Role Overview:
We are seeking a highly skilled Senior Data Engineer with 5+ years of experience to join our team. This role is focused on designing and building robust data assets through high-performance data pipelines. You will be a key player in modernizing our data infrastructure, transitioning legacy codebases into clean, scalable architectures, and ensuring the highest standards of code quality through Test-Driven Development (TDD).
Key Responsibilities:
Data Pipeline Development: Design, develop, and maintain complex ETL/ELT pipelines to build high-value data assets.-
Legacy Modernization: Lead the code refactorization of legacy codebases, improving readability, maintainability, and performance.
-
System Optimization: Perform deep code optimization using Spark SQL and PySpark to handle large-scale datasets efficiently.
-
Quality Assurance: Implement a Test-Driven Development (TDD) approach, writing comprehensive unit tests to ensure functionality and catch bugs early in the lifecycle.
-
Complex Problem Solving: Isolate and resolve difficult bugs, including those related to performance bottlenecks, concurrency issues, and complex logic flaws.
-
Cloud Architecture: Design and deploy solutions utilizing the full AWS stack, explaining the trade-offs and benefits of specific services for various use cases.
Technical Requirements:
Core Programming & Data Engineering
5+ years of experience in hands-on programming with Python and PySpark.-
Expertise in Boto3 and various Python frameworks and libraries, adhering strictly to Python best practices (PEP 8).
-
Strong experience in Spark SQL and PySpark optimization techniques (e.g., partitioning, caching, broadcast joins).

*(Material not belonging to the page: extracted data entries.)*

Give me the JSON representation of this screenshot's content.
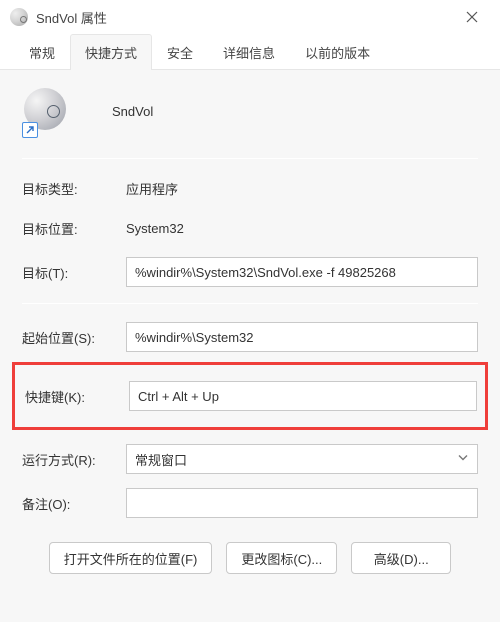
{
  "window": {
    "title": "SndVol 属性"
  },
  "tabs": {
    "general": "常规",
    "shortcut": "快捷方式",
    "security": "安全",
    "details": "详细信息",
    "previous": "以前的版本",
    "active": "shortcut"
  },
  "header": {
    "app_name": "SndVol"
  },
  "fields": {
    "target_type_label": "目标类型:",
    "target_type_value": "应用程序",
    "target_location_label": "目标位置:",
    "target_location_value": "System32",
    "target_label": "目标(T):",
    "target_value": "%windir%\\System32\\SndVol.exe -f 49825268",
    "start_in_label": "起始位置(S):",
    "start_in_value": "%windir%\\System32",
    "hotkey_label": "快捷键(K):",
    "hotkey_value": "Ctrl + Alt + Up",
    "run_label": "运行方式(R):",
    "run_value": "常规窗口",
    "comment_label": "备注(O):",
    "comment_value": ""
  },
  "buttons": {
    "open_location": "打开文件所在的位置(F)",
    "change_icon": "更改图标(C)...",
    "advanced": "高级(D)..."
  }
}
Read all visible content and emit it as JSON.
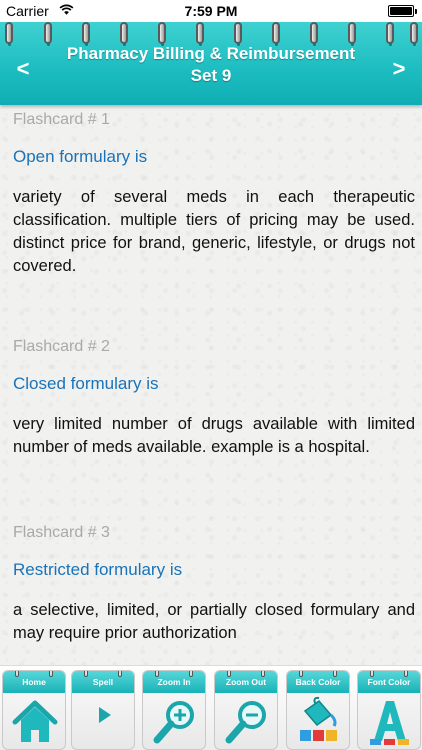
{
  "status_bar": {
    "carrier": "Carrier",
    "time": "7:59 PM"
  },
  "header": {
    "title_line1": "Pharmacy Billing & Reimbursement",
    "title_line2": "Set 9",
    "back_symbol": "<",
    "forward_symbol": ">",
    "color": "#1bbcc0"
  },
  "cards": [
    {
      "label": "Flashcard # 1",
      "question": "Open formulary is",
      "answer": "variety of several meds in each therapeutic classification. multiple tiers of pricing may be used. distinct price for brand, generic, lifestyle, or drugs not covered."
    },
    {
      "label": "Flashcard # 2",
      "question": "Closed formulary is",
      "answer": "very limited number of drugs available with limited number of meds available. example is a hospital."
    },
    {
      "label": "Flashcard # 3",
      "question": "Restricted formulary is",
      "answer": "a selective, limited, or partially closed formulary and may require prior authorization"
    }
  ],
  "toolbar": {
    "home_label": "Home",
    "spell_label": "Spell",
    "zoom_in_label": "Zoom In",
    "zoom_out_label": "Zoom Out",
    "back_color_label": "Back Color",
    "font_color_label": "Font Color",
    "icons": [
      "home-icon",
      "play-icon",
      "zoom-in-icon",
      "zoom-out-icon",
      "paint-bucket-icon",
      "font-color-icon"
    ]
  },
  "colors": {
    "accent": "#1bbcc0",
    "question_text": "#1a73b8",
    "label_text": "#a9a9a9"
  }
}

Cloud & Infrastructure (AWS)
-
Deep architectural knowledge of AWS services, including: S3, EC2, Lambda, Redshift, CloudFormation
DevOps & Tools
-
Advanced understanding of Git (branching strategies, PR reviews).
-
Experience with JFrog Artifactory for dependency management and artifact storage.
-
Proficiency in CI/CD pipelines and automated testing frameworks.
Professional Attributes:
-
Analytical Mindset: Ability to debug complex, non-obvious issues in distributed systems.
-
Clean Coder: Passion for writing "clean code" and mentoring junior engineers on maintainability.
-
Architectural Thinking: Ability to explain the "why" behind choosing specific AWS components over others.